Mark A. Schroeder, chairman and CEO of German American, stated, “This merger with First Security represents a strategic opportunity for German American to expand our community-focused, customer-centric business model into the vibrant Kentucky metropolitan markets of Owensboro, Bowling Green, and Lexington. First Security has built a solid community banking franchise in these three distinct Kentucky markets in which German American can provide our extensive offerings of banking, insurance, and investment products and services to First Security’s current and prospective clients.
The combination of our two organizations provides an important entrance for German American into three of the largest Kentucky metropolitan market areas, and enhances German American’s existing presence in the Evansville, Ind. metropolitan market area, which is the third largest metropolitan market in Indiana and where we currently hold a significant and growing market share. We’re extremely excited about the multiple future organic growth opportunities this merger will afford our Company.”
Schroeder continued, “We expect that this strategic transaction will be accretive to German American’s earnings per share during the 12 months following completion of the transaction, and will have a quick tangible book value earn back. Following completion of the merger, German American’s pro form a capital ratios will continue to significantly exceed regulatory well-capitalized levels, enabling us to continue to take advantage of future organic and acquisition growth opportunities in Kentucky and throughout our existing Southern Indiana market area.”
Michael F. Beckwith, president and CEO of First Security, stated, “This partnership with German American will enable us to deepen and broaden the financial services we provide in all of our markets, and will provide great opportunity for both our customers and employees. Strategically and culturally, we are well aligned with German American, and through this partnership, German American is gaining a meaningful presence in Kentucky.”

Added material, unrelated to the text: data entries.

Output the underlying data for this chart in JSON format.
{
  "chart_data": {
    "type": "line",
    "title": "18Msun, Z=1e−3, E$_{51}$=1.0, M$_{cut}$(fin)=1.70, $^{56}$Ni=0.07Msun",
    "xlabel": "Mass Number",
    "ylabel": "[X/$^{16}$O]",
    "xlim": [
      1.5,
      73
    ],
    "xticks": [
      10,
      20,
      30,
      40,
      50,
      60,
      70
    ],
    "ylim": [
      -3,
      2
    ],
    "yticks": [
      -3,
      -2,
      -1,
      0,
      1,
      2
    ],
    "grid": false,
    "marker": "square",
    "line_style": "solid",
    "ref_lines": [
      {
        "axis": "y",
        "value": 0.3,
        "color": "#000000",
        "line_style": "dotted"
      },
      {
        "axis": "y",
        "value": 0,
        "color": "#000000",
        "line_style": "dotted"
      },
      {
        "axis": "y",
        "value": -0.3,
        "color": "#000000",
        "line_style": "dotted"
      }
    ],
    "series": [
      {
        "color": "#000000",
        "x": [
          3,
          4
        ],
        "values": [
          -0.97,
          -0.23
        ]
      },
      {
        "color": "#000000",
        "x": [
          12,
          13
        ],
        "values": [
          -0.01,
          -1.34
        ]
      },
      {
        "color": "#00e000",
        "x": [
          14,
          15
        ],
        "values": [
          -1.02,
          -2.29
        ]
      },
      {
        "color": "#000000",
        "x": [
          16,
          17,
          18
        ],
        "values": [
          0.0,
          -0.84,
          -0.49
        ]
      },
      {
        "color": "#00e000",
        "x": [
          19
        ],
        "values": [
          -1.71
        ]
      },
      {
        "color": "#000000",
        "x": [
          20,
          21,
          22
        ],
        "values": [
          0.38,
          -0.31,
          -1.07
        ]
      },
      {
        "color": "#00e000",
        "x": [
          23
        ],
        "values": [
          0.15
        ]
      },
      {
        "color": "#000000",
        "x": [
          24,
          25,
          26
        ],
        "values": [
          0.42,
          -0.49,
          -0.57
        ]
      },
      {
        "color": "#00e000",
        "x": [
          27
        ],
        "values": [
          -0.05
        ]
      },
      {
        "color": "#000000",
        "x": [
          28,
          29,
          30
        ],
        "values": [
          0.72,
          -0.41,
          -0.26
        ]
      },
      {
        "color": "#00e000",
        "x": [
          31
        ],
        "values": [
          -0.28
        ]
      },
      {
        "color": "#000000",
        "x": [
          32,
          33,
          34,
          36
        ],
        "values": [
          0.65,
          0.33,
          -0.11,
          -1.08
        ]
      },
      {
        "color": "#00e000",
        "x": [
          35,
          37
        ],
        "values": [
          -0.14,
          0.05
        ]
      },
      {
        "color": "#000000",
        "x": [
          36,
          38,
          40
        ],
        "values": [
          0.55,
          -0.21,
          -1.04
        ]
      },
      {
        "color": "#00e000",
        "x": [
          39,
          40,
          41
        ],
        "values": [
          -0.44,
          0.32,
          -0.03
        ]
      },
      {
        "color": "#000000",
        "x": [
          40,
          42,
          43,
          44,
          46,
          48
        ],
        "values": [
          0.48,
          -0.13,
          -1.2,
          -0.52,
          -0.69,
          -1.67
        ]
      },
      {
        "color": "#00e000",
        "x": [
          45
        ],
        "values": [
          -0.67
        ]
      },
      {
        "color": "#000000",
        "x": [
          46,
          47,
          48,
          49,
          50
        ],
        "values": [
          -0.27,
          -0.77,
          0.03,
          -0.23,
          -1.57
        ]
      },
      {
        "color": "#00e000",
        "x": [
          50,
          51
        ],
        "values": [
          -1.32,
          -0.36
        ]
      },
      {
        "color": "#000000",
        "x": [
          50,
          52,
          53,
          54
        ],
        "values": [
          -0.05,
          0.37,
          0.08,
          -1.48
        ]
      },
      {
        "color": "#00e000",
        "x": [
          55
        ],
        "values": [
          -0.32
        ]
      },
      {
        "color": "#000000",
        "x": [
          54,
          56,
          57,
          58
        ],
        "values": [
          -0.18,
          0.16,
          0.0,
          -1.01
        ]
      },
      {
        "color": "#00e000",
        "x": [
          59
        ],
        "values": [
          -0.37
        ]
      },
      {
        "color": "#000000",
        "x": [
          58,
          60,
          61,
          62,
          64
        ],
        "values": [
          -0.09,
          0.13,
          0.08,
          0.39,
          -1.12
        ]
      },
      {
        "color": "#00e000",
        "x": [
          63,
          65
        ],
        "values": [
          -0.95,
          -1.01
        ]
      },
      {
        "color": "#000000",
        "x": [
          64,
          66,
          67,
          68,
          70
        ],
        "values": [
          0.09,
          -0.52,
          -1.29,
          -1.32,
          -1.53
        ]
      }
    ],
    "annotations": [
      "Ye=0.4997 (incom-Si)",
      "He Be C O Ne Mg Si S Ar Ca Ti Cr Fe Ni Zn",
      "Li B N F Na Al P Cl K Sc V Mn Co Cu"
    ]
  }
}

From a shareholder perspective, German American is one the nation’s best-performing community banking organizations, and their NASDAQ listed stock provides our shareholders with enhanced liquidity and trading volume. German American’s reputation, financial strength and capabilities will provide tremendous value to our customers, employees, communities and shareholders.”
The transaction is expected to be completed in the fourth quarter of 2018. Completion of the transaction is subject to approval by regulatory authorities and First Security’s shareholders, as well as certain other closing conditions. In connection with the definitive agreement, German American entered into voting agreements with the members of the Board of Directors of First Security and with certain of First Security’s principal shareholders, who collectively hold approximately 27 percent of the outstanding shares of First Security common stock. Subject to the terms and conditions of the voting agreements, these parties have agreed to vote their shares in favor of the transactions contemplated by the definitive agreement.